MyFitnessPal pourrait être vendue à plus d'un milliard de dollars. Ce que cette transaction révèle sur la valeur réelle des données fitness en 2026.

A hand holds a smartphone displaying a colorful fitness tracking interface with progress rings and bar graphs in warm golden light.

MyFitnessPal en vente : que vaut vraiment l'appli à 1 milliard ?

C'est le chiffre qui fait parler dans les couloirs du fitness tech en ce début 2026 : MyFitnessPal, l'appli de suivi calorique que des centaines de millions d'utilisateurs ont installée au moins une fois sur leur téléphone, serait en cours de cession par son fonds de private equity. La valorisation évoquée dépasse le milliard de dollars.

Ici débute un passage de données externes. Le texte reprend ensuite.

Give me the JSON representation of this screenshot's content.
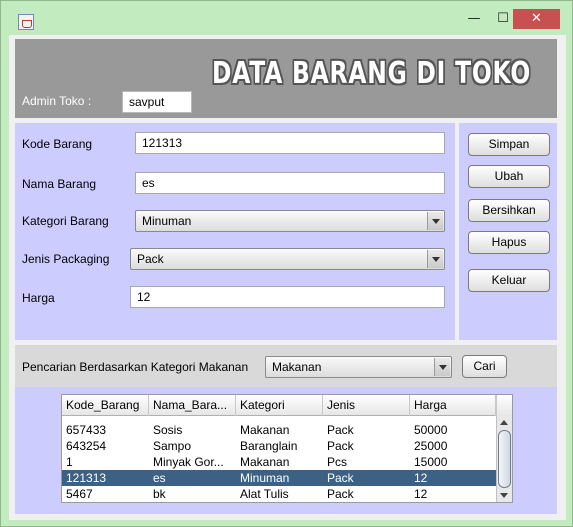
{
  "window": {
    "minimize_glyph": "—",
    "maximize_glyph": "☐",
    "close_glyph": "✕"
  },
  "header": {
    "title": "DATA BARANG DI TOKO",
    "admin_label": "Admin Toko :",
    "admin_value": "savput"
  },
  "form": {
    "kode_label": "Kode Barang",
    "kode_value": "121313",
    "nama_label": "Nama Barang",
    "nama_value": "es",
    "kategori_label": "Kategori Barang",
    "kategori_value": "Minuman",
    "packaging_label": "Jenis Packaging",
    "packaging_value": "Pack",
    "harga_label": "Harga",
    "harga_value": "12"
  },
  "buttons": {
    "simpan": "Simpan",
    "ubah": "Ubah",
    "bersihkan": "Bersihkan",
    "hapus": "Hapus",
    "keluar": "Keluar"
  },
  "search": {
    "label": "Pencarian Berdasarkan Kategori Makanan",
    "category_value": "Makanan",
    "cari_button": "Cari"
  },
  "table": {
    "columns": [
      "Kode_Barang",
      "Nama_Bara...",
      "Kategori",
      "Jenis",
      "Harga"
    ],
    "rows": [
      [
        "657433",
        "Sosis",
        "Makanan",
        "Pack",
        "50000"
      ],
      [
        "643254",
        "Sampo",
        "Baranglain",
        "Pack",
        "25000"
      ],
      [
        "1",
        "Minyak Gor...",
        "Makanan",
        "Pcs",
        "15000"
      ],
      [
        "121313",
        "es",
        "Minuman",
        "Pack",
        "12"
      ],
      [
        "5467",
        "bk",
        "Alat Tulis",
        "Pack",
        "12"
      ]
    ],
    "selected_row": 3
  },
  "colors": {
    "form_background": "#ccccff",
    "header_background": "#999999",
    "selection": "#3d6185",
    "close_button": "#c75050"
  }
}
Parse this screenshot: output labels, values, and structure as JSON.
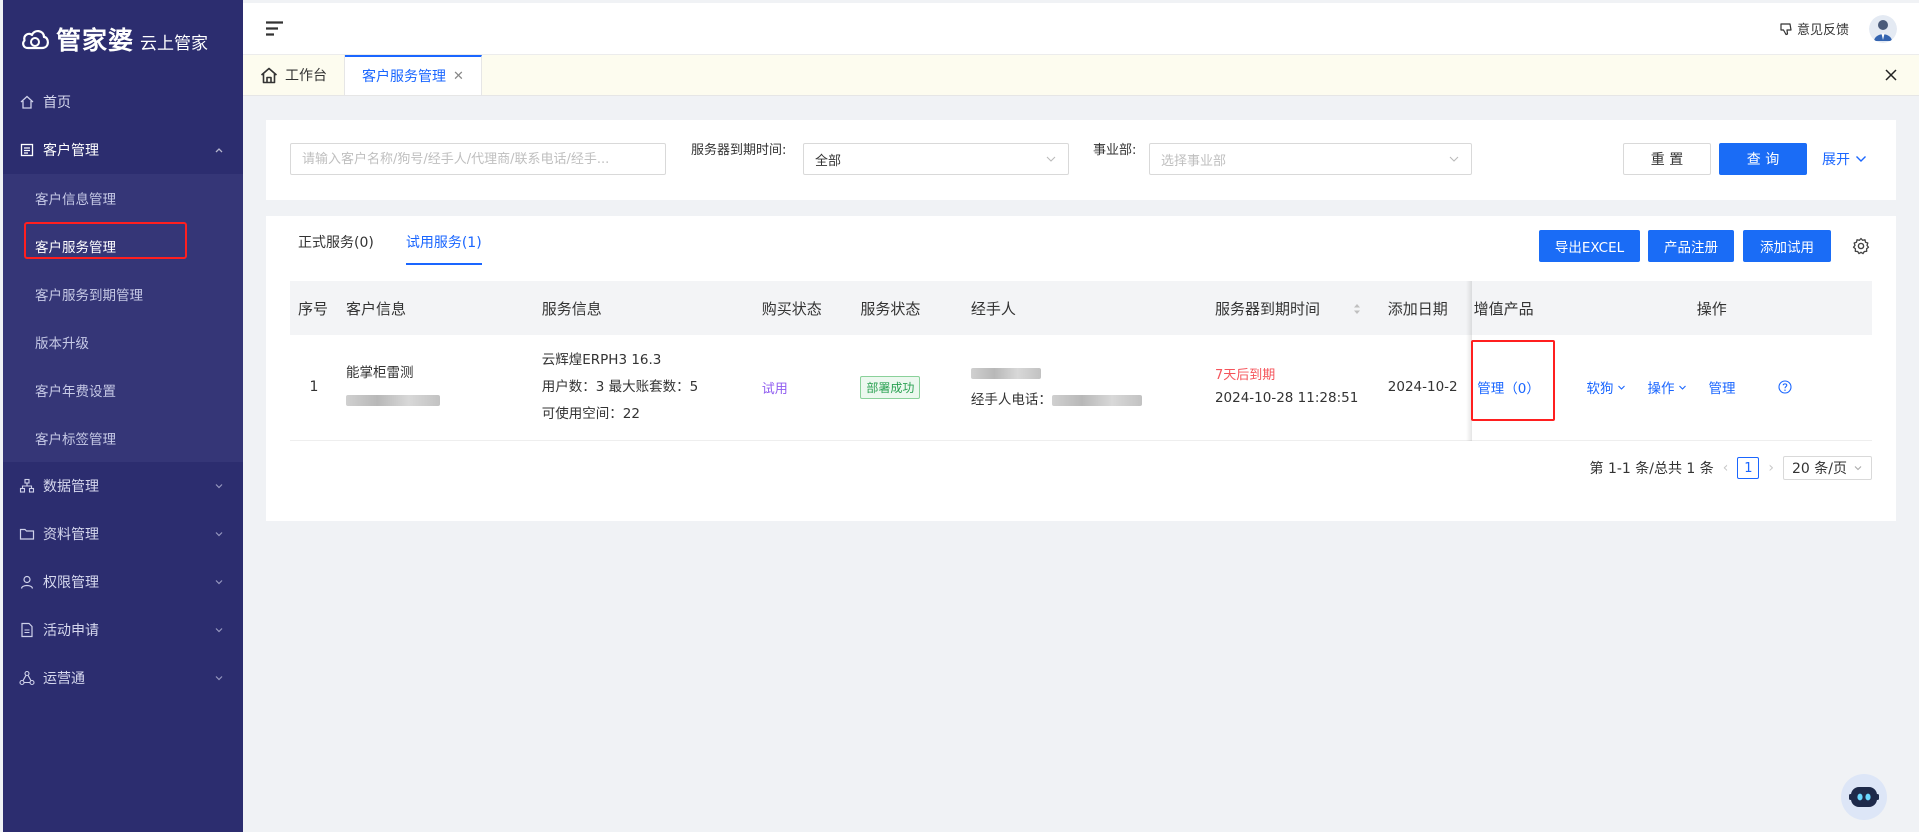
{
  "brand": {
    "name": "管家婆",
    "sub": "云上管家"
  },
  "sidebar": {
    "home": "首页",
    "customer_mgmt": {
      "label": "客户管理",
      "items": [
        {
          "label": "客户信息管理"
        },
        {
          "label": "客户服务管理"
        },
        {
          "label": "客户服务到期管理"
        },
        {
          "label": "版本升级"
        },
        {
          "label": "客户年费设置"
        },
        {
          "label": "客户标签管理"
        }
      ]
    },
    "groups": [
      {
        "label": "数据管理",
        "icon": "org-icon"
      },
      {
        "label": "资料管理",
        "icon": "folder-icon"
      },
      {
        "label": "权限管理",
        "icon": "user-icon"
      },
      {
        "label": "活动申请",
        "icon": "document-icon"
      },
      {
        "label": "运营通",
        "icon": "network-icon"
      }
    ]
  },
  "topbar": {
    "feedback": "意见反馈"
  },
  "tabs": {
    "home": "工作台",
    "active": "客户服务管理"
  },
  "search": {
    "keyword_placeholder": "请输入客户名称/狗号/经手人/代理商/联系电话/经手...",
    "expire_label": "服务器到期时间:",
    "expire_value": "全部",
    "dept_label": "事业部:",
    "dept_placeholder": "选择事业部",
    "reset": "重 置",
    "query": "查 询",
    "expand": "展开"
  },
  "list": {
    "tabs": [
      "正式服务(0)",
      "试用服务(1)"
    ],
    "buttons": {
      "export": "导出EXCEL",
      "register": "产品注册",
      "add_trial": "添加试用"
    },
    "columns": {
      "index": "序号",
      "customer": "客户信息",
      "service": "服务信息",
      "buy_status": "购买状态",
      "service_status": "服务状态",
      "handler": "经手人",
      "expire": "服务器到期时间",
      "added": "添加日期",
      "value_added": "增值产品",
      "ops": "操作"
    },
    "row": {
      "index": "1",
      "customer_name": "能掌柜雷测",
      "service_line1": "云辉煌ERPH3 16.3",
      "service_line2": "用户数：3 最大账套数：5",
      "service_line3": "可使用空间：22",
      "buy_status": "试用",
      "service_status": "部署成功",
      "handler_phone_label": "经手人电话：",
      "expire_warn": "7天后到期",
      "expire_time": "2024-10-28 11:28:51",
      "added_date": "2024-10-2",
      "value_added": "管理（0）",
      "op_softdog": "软狗",
      "op_operate": "操作",
      "op_manage": "管理"
    }
  },
  "pagination": {
    "summary": "第 1-1 条/总共 1 条",
    "page": "1",
    "page_size": "20 条/页"
  },
  "colors": {
    "sidebar": "#2c2d6f",
    "primary": "#1a6cf6",
    "highlight": "#ff1f1f",
    "trial": "#8f5cf0",
    "warn": "#f5545b",
    "success": "#2aa152"
  }
}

Et bah en fait, ça soulève pas mal de questions sur ce que vaut vraiment une appli de nutrition en 2026.

Est-ce que le marché est en plein boom, ou est-ce qu'on est face à un fonds qui cherche à sortir d'un investissement vieillissant au meilleur moment possible ? Décryptage.

MyFitnessPal : un actif massif mais complexe

Pour comprendre pourquoi une valorisation à plus d'un milliard fait débat, il faut revenir à ce qu'est MyFitnessPal aujourd'hui. L'appli revendique plus de 200 millions d'utilisateurs inscrits et une base de données alimentaires de plus de 14 millions d'aliments. C'est colossal. C'est probablement la plus grande base de données nutritionnelles grand public au monde.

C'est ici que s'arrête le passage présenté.